THE MIDNIGHT MEAT TRAIN is the first movie in over a decade worthy to carry the name Clive Barker. This is by far the best Barker adaptation to grace the silver screen since CANDYMAN back in the mid-90’s. Kitamura’s unique style is evident through out the duration of the entire film and is a perfect marriage to Barker’s material. When Mahogany swings that massive mallet, you absolutely cringe and prepare for the blow. And usually what follows is gallons of blood that you’re never quite prepared for, but that you immediately begin reveling in with all its gory intensity. Oh yes, these kills are quite brutal and not quite like anything you’ve seen before. The first half of the film keeps the intensity level high and much like the roar of a subway train, doesn’t slow down for quite some time. There is a point early in the 3rd act where the narrative shifts from Leon to his girlfriend Maya, who’s desperately trying to understand her boyfriend’s sudden obsession. I can see the average viewer losing focus here as the shift is somewhat abrupt, but it didn’t deter me personally from my overall enjoyment of the entire film. (Which if it wasn’t already obvious, I loved from start to finish.)

Also bold in this movie, most of the beats of the original story are in tact, including the stories surprising ending. So, if you’re a fan of the original Barker tale, you should definitely be satisfied with the theatrical results.

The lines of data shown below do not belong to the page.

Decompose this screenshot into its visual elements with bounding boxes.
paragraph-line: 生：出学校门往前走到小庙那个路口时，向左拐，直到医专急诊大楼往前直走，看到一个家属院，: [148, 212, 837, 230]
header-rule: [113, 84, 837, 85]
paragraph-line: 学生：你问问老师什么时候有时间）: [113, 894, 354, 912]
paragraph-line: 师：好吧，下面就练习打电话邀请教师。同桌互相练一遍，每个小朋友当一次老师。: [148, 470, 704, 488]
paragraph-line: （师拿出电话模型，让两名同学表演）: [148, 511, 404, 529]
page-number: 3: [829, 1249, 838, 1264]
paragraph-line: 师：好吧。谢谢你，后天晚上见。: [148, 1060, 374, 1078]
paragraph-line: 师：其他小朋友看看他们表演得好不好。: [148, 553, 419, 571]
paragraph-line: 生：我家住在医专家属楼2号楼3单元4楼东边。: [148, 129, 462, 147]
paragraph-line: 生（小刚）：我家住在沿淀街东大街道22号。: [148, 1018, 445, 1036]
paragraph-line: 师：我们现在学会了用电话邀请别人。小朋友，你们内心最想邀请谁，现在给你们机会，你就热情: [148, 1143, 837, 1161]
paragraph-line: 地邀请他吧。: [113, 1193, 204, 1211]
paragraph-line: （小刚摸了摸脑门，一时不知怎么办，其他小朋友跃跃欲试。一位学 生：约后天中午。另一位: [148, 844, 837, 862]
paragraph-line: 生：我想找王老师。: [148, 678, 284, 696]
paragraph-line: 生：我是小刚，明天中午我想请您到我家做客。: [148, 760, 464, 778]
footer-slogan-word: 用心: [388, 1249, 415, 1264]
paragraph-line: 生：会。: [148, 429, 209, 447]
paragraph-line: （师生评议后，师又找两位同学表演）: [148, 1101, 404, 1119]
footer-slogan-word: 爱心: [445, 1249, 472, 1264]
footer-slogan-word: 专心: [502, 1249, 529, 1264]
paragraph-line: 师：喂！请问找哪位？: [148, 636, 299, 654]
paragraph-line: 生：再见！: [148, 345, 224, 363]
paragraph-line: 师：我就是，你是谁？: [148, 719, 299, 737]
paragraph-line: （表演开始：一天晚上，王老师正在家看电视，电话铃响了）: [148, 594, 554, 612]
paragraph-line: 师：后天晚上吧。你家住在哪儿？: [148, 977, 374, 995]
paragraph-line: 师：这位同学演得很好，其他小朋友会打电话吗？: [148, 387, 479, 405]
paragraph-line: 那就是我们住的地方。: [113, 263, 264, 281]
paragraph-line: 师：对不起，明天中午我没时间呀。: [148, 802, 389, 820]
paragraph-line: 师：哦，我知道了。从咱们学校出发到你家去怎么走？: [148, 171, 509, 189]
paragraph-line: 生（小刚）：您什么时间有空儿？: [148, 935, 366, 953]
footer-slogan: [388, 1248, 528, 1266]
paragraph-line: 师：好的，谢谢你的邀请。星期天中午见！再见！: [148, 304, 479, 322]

You have to hand it to screenwriter Jeff Buhler for delivering a solid script. While not perfect, it’s fairly close, and I can’t even imagine the daunting task of trying to successfully adapt one of Barker’s works, so Buhler’s expansions on the story (such as making Leon a photographer) all worked for me. And of course, credit must also go to director Ryuhei Kitamura, who is a self-proclaimed fan of the source material and it shows in his film. Thank you, Kitamura for finally doing justice to a Clive Barker story!

If THE MIDNIGHT MEAT TRAIN is any indication to what the BOOKS OF BLOOD adaptations will be like, then with the upcoming DREAD, BOOK OF BLOOD and PIG BLOOD BLUES all already in queue, we have some fantastic horror movies to look forward to in the next few years. –Robg.